Mango DaquiriMango Daiquiri is one of the best classics, an international icon, having been created at the turn of the century in the town of Daiquiri in Havana, Cuba. This tipple is definitely one of my favourite cocktails for any season, although fruity drinks are often considered most refreshing in hotter weather.

Legend has it that this drink originated from a local businessman who had run out of imported gin and had to resort to using local rum for his drinks. At the time, the rum was of unreliable quality, so to mask its flavour, other ingredients were added.
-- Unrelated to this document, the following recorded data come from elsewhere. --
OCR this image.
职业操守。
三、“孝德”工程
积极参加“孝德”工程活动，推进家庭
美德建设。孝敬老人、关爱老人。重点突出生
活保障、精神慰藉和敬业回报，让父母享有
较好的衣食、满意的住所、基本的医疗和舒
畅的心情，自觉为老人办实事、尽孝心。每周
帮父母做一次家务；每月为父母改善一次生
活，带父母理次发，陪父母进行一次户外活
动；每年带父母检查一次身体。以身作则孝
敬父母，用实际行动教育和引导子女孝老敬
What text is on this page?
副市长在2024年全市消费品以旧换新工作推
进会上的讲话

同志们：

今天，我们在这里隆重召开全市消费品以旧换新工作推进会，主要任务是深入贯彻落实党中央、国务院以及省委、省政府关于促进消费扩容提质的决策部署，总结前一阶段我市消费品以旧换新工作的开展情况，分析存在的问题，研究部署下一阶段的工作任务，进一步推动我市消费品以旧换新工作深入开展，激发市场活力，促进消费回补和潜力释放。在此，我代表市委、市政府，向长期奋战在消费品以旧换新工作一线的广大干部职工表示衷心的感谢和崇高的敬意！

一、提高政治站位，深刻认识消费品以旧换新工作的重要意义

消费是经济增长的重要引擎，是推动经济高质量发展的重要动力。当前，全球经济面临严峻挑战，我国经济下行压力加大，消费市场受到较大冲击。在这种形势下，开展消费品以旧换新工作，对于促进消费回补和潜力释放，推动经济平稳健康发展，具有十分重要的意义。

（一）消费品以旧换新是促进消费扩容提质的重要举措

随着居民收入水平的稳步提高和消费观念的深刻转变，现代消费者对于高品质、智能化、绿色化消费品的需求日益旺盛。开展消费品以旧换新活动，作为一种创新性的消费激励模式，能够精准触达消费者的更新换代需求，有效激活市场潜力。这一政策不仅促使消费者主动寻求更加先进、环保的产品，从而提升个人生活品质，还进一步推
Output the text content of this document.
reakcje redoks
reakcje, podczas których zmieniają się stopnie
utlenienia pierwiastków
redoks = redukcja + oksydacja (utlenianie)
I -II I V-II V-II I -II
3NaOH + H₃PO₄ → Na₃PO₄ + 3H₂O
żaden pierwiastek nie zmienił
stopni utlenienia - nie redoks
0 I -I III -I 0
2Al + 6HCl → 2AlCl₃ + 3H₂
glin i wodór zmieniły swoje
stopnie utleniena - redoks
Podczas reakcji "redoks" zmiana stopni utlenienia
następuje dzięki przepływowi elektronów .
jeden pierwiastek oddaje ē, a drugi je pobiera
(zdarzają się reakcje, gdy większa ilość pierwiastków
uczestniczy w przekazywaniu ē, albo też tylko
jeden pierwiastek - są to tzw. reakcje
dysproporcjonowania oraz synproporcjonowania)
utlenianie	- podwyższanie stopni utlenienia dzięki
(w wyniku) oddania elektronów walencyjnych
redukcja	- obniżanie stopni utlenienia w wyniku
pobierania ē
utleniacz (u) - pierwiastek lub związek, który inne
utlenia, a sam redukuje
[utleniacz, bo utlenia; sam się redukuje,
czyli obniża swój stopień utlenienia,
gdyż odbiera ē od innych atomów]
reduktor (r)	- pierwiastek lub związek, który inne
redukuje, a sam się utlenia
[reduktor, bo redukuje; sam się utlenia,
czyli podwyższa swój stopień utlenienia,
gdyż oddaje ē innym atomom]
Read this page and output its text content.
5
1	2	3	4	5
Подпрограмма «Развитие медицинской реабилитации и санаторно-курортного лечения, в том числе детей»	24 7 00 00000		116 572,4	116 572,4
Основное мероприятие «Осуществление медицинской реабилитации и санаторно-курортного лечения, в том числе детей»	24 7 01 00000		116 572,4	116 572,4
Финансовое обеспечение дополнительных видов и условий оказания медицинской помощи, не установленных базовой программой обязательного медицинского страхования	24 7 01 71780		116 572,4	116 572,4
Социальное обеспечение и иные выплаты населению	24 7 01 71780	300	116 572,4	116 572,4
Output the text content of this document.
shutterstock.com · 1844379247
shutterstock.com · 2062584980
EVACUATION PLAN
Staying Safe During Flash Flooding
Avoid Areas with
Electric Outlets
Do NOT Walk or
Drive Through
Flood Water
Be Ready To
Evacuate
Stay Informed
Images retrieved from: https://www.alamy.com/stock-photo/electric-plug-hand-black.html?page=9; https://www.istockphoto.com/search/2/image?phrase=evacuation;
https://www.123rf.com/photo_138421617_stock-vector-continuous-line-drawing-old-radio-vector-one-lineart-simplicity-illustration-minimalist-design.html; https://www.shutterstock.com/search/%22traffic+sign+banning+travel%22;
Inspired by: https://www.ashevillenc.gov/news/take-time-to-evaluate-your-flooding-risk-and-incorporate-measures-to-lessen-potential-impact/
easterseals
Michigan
Generally, a mango daiquiri will normally include sliced mango pieces, sweet and sour mix, and sometimes a small amount of orange-flavored liqueur and simple syrup. Some people prefer rum, while others like the light variety of this spirit. I personally am a fan of Cuban rum, and it suits any mango-flavoured or other fruity drinks magnificently. I also love the flavour that vodka and cointreau adds to it.

Additional ingredient alternatives for this mango beverage can be lime or lemon juice, -which I usually add-, and small measures of sugar to add sweetness. Either frozen or fresh mangos can be used for this drink, although many people report that ripe mangos yield a sweeter taste, and they prefer it to the frozen fruit. (For a non-alcoholic mango drink, try this Indian lassi.)

Needed:

• 2 large mangos, peeled, flesh chopped
• 18.5cl white rum
• 12.5cl Cointreau
• 8cl fresh lime juice
• 6cl vodka
• 1 glass of crushed ice
• Fresh fruit slices to garnish

How it’s done:

1. Place mango, rum, Cointreau, lime juice, vodka and crushed ice in the jug of a blender and blend until smooth.
2. Divide the drink into two cold glasses.

3. Garnish with your favourite fruit slices and serve.